AV Comparatives did a test on various other Antivirus products not in their current testing process, including the ClamAV based ClamWin. Here are the results:

Click to access 2ndgrouptest.pdf

This test also places ClamAV among the last in terms of detection rates:

Click to access malwarereportjun3007.pdf

ClamAV also scores a 17 % (sig: 99% / heur: 1%) in retrospective Antivirus Performance Statistics, which also placed it among the last.

At VirusPool Tested Products ClamAV scores:

Number of descriptions in the database: 31928 out of 45159 live samples ( 70.7 %)
Number of ‘in the wild’ descriptions in the database: 25 out of 30 live samples ( 83.3 %)
(not very good, but not all that bad)

IV. Signature Updates:

How often is the clamav-virusdb updates? According to the FAQ, multiple times a week, and the response should be rather prompt. Anyway, to get an idea on that, take a look at http://lurker.clamav.net/list/clamav-virusdb.html

Conclusion:

I definitely need to investigate this further, but so far I find ClamAV to be highly overrated, simply based on the fact it is “part of the open source movement”. It lacks a real time scanner (that’s fair seeing how it was designed for mail gateways though), it has a horrible security track record, poor detection rates and dreadful performance. I somewhat doubt that it would last long as a commercial product. Still, it is available on multiple platforms, and the cost is just about right :-).
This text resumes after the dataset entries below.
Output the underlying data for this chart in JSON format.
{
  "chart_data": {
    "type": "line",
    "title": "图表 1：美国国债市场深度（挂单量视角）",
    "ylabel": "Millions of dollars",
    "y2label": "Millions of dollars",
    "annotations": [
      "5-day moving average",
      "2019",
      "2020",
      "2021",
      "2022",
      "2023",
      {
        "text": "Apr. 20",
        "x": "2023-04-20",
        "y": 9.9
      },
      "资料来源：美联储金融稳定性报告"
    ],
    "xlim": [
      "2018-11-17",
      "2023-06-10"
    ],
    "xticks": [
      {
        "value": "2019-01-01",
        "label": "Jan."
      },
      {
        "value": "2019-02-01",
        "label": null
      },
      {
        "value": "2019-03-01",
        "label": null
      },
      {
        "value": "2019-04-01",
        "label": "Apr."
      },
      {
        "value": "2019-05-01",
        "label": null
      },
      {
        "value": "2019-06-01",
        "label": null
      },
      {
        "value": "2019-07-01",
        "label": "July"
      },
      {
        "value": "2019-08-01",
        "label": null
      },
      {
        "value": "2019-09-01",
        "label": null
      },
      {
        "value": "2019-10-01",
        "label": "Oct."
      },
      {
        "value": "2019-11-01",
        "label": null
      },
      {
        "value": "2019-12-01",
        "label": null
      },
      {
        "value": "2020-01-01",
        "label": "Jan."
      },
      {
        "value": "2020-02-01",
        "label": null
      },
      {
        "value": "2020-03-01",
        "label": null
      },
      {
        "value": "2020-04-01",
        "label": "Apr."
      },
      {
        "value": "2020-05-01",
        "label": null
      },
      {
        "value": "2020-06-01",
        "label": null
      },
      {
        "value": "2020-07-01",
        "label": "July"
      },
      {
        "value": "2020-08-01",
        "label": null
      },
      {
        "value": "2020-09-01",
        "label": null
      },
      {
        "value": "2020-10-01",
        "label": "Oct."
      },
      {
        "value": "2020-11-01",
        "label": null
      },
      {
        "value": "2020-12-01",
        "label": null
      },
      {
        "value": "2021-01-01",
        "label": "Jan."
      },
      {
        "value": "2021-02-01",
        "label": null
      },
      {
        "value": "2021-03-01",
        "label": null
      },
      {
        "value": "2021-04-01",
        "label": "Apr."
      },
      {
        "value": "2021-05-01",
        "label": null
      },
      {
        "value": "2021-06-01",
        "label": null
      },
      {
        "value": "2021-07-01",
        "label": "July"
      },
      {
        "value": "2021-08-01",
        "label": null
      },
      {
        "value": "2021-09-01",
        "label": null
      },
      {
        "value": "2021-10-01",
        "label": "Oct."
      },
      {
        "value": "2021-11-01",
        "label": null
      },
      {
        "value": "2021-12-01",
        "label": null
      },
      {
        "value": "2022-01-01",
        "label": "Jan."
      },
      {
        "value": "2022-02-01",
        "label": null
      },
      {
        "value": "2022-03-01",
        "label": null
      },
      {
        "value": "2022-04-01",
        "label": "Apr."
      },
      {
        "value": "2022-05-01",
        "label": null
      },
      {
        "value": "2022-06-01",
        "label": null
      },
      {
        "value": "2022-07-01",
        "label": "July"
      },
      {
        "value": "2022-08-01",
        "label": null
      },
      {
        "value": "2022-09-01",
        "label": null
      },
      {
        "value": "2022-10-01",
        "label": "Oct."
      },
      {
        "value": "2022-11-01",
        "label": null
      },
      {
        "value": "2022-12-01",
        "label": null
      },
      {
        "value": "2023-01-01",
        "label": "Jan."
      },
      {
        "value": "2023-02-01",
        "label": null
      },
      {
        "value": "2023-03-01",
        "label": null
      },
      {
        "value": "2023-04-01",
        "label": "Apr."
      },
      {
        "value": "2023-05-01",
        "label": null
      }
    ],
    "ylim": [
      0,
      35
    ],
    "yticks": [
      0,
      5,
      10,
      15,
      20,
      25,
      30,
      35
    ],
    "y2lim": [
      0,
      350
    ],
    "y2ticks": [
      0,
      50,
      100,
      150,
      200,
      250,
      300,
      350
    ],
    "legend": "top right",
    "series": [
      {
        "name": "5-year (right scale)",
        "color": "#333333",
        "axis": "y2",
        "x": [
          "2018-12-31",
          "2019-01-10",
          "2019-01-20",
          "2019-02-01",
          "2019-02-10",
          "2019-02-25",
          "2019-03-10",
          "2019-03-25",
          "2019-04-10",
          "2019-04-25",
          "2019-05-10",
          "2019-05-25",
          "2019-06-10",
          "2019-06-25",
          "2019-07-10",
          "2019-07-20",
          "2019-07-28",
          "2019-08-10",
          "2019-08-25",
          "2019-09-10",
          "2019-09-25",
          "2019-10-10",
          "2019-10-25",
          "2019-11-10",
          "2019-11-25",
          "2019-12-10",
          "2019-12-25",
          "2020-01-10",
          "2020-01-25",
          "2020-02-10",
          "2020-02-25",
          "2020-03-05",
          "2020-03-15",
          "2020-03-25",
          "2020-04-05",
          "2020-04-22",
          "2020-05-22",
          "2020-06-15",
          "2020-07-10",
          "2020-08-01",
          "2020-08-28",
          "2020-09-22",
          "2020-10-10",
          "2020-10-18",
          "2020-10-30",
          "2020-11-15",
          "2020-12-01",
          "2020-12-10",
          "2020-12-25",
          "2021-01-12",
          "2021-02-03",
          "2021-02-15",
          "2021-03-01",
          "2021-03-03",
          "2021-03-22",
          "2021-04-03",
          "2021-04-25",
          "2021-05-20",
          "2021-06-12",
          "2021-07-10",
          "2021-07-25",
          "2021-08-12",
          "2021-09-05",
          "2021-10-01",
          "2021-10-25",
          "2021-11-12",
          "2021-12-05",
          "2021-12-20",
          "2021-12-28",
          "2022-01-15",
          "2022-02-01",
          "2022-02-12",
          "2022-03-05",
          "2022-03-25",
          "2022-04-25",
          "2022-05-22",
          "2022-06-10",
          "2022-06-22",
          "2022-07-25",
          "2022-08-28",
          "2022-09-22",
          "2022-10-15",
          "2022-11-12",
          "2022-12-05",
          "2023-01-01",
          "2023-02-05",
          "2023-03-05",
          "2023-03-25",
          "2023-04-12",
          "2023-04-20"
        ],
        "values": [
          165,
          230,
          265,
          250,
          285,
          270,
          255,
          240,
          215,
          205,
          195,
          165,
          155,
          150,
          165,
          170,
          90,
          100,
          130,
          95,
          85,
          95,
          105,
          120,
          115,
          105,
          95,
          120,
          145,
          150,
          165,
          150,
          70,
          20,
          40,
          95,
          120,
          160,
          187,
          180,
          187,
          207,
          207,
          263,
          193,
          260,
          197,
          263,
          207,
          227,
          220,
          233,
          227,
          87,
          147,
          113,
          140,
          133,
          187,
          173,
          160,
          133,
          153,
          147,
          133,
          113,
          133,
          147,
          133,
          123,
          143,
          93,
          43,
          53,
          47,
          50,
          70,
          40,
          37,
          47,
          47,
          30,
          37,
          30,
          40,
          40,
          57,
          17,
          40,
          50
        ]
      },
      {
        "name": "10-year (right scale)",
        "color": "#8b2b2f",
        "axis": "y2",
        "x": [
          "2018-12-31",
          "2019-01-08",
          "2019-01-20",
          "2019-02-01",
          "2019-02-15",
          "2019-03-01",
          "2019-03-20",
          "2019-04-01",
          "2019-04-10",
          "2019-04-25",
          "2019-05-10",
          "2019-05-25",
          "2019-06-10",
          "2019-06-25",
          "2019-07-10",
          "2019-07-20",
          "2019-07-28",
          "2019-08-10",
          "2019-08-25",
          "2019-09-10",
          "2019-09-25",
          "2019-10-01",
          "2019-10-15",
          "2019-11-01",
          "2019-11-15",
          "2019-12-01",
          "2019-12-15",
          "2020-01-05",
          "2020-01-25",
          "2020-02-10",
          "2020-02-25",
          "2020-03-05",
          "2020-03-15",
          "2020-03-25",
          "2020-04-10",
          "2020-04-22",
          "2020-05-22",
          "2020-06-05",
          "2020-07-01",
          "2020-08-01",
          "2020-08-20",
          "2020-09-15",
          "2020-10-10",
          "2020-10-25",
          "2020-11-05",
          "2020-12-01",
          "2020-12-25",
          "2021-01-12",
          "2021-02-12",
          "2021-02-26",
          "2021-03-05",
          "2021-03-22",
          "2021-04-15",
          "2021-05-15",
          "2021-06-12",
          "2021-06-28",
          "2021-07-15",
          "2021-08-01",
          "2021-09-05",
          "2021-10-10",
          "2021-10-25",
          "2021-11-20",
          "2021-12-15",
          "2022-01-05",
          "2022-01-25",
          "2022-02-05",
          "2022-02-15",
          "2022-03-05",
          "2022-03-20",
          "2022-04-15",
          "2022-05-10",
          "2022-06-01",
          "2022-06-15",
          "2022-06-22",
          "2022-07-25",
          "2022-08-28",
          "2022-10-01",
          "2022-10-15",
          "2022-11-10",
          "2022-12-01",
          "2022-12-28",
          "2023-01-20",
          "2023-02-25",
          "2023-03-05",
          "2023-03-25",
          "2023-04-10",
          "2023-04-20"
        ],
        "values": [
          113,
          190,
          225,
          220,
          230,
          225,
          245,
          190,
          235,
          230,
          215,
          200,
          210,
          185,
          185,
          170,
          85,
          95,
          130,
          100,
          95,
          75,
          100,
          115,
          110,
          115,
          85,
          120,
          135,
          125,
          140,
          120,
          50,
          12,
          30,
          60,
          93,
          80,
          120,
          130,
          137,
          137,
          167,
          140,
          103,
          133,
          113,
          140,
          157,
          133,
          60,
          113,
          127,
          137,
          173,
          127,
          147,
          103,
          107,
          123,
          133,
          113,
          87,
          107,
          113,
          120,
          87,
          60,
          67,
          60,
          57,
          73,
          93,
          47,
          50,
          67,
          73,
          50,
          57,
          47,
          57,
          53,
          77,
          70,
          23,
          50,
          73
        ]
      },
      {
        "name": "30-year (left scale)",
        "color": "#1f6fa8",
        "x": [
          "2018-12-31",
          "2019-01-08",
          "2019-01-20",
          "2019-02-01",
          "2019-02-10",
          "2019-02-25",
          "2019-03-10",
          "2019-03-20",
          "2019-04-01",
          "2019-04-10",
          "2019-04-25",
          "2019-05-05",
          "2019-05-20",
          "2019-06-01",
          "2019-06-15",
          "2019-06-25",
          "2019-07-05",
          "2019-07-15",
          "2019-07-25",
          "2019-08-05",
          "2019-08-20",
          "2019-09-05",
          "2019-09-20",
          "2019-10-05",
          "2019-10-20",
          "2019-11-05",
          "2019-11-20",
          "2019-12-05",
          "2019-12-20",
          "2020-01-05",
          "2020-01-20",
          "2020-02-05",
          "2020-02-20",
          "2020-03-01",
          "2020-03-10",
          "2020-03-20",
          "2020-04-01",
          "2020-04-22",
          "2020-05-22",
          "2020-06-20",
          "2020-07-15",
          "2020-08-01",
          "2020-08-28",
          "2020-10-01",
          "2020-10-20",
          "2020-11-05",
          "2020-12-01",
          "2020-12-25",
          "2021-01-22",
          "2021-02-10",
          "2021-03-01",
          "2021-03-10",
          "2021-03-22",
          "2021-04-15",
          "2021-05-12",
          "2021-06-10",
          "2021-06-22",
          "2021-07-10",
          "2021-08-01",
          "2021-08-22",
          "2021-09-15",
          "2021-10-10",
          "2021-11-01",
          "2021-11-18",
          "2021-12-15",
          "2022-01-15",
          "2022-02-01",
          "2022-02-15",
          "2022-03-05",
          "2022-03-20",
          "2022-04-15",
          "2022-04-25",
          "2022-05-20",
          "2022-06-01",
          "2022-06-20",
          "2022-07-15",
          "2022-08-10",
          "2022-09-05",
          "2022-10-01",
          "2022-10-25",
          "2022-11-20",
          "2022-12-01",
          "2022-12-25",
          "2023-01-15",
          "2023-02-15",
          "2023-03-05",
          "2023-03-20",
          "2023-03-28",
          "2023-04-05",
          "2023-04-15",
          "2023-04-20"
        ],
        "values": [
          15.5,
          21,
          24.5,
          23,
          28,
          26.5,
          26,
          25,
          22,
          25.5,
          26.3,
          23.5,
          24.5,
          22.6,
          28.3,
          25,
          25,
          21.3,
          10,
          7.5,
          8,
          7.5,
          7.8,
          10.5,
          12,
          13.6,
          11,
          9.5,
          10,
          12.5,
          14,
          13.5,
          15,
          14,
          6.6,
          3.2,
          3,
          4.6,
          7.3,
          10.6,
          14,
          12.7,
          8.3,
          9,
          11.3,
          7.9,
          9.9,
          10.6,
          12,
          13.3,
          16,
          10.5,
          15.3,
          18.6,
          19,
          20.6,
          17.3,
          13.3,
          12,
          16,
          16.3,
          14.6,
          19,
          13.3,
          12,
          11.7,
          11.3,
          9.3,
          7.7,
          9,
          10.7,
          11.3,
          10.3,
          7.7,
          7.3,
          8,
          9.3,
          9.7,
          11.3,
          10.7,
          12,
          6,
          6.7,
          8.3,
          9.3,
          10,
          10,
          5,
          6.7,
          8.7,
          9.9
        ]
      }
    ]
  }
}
Things aren’t all bad though (and I may have been to rash and only brushed the surface here). ClamAV is a free product (open source even), and it does leave a lot of room an opportunity to evolve. I just don’t see this happening without powerful commercial backing. If you plan on using it though, make sure you’ve got at least another product scanning your emails :-).